There is evidence that the FBA plays a critical role in how individuals with anorexia nervosa (AN) perceive their own bodies and the bodies of others. In the article Body Image Distortion Reveals Amygdala Activation in Patients with Anorexia Nervosa – a Functional Magnetic Resonance Imaging Study" by Gert Seeger and colleagues found that as well as amygdala activation (the brain's fear network), there was activation in the right gyrus fusiform in anorectic patients, but not healthy age-matched controls. This suggests that due to being overly aware and critical of body forms, increased activation in what we now know as the FBA is to be expected. As this study was conducted before the identification of the FBA, the fusiform gyrus activation can be considered previous evidence for the FBA being involved in body perception.

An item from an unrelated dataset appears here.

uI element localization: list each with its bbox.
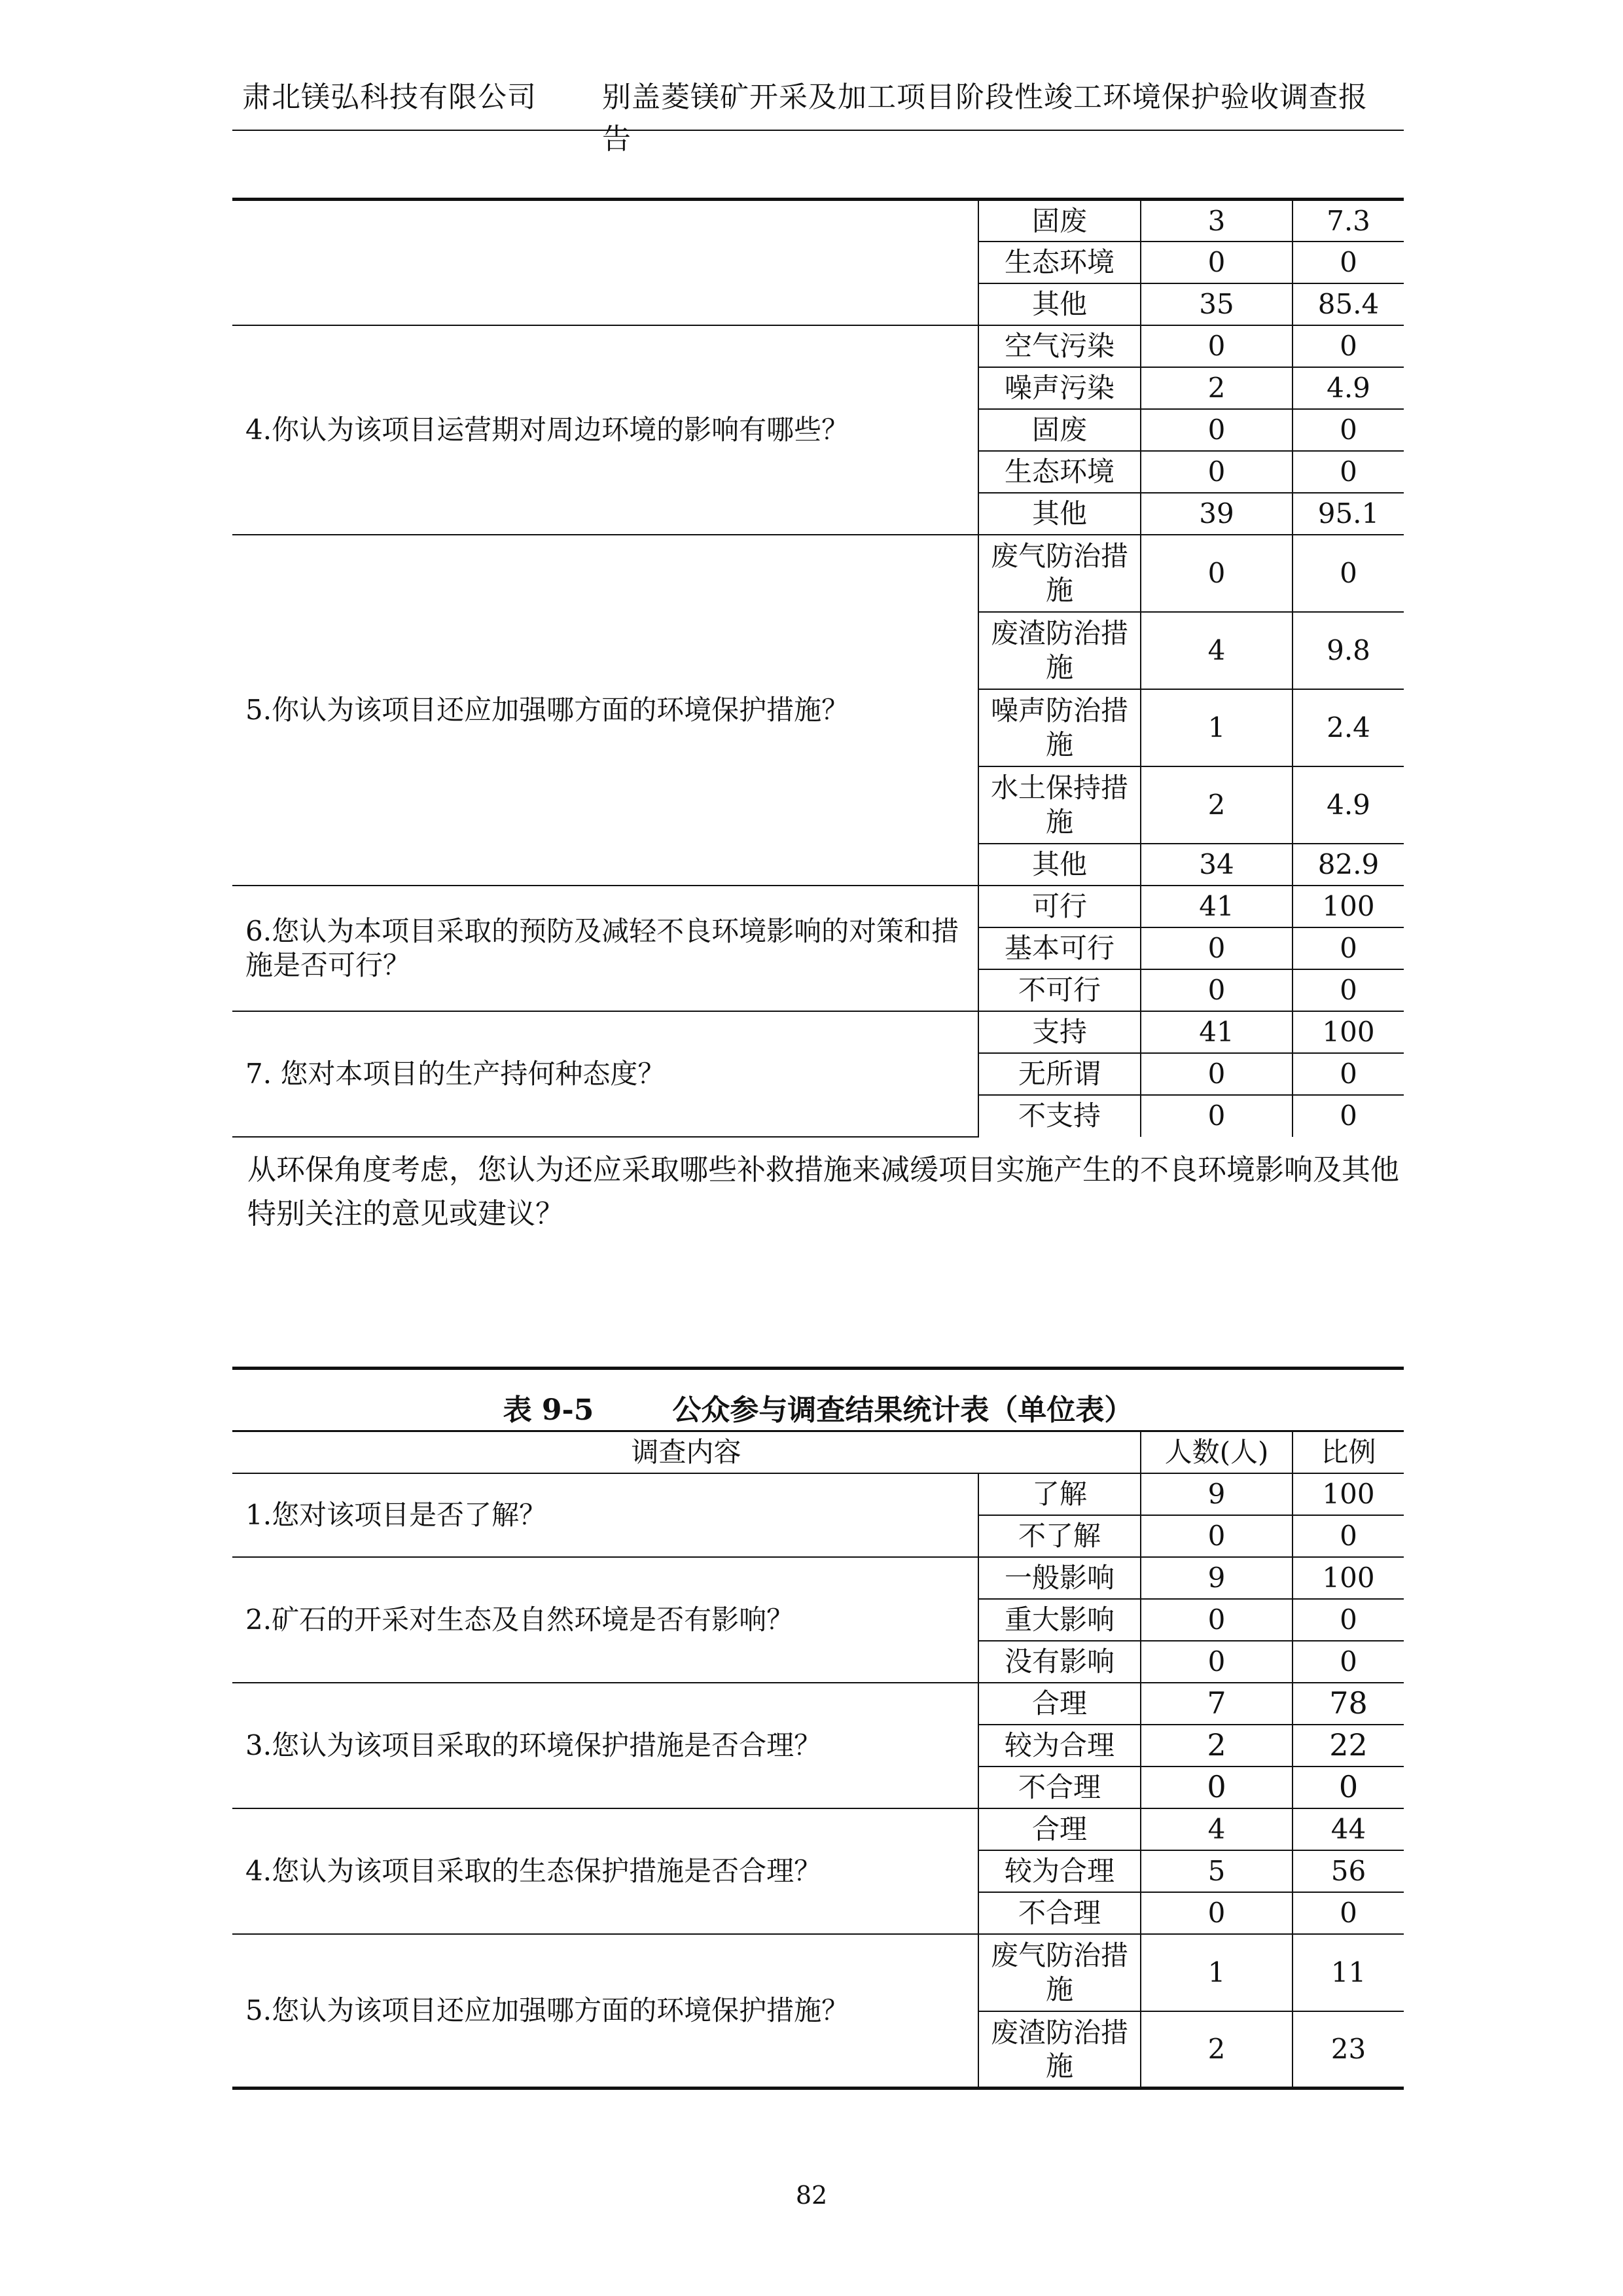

In the 2013 article "Reduced Connectivity Between the Left Fusiform Body Area and the Extrastriate Body Area in Anorexia Nervosa is Associated with Body Image Distortion" Suchan and colleagues determined that the perceptual distortion associated with AN can in part be explained by the reduced connectivity between the EBA and the FBA; both brain regions involved in visual body processing. Results from this study strongly suggest that EBA activation modulates FBA activation, and the authors indicate that visual information converge at the FBA for processing and due to a lack of simultaneous processing due to reduced connectivity a perceptual distortion occurs. The authors note that further research into the significance of this connectivity is needed.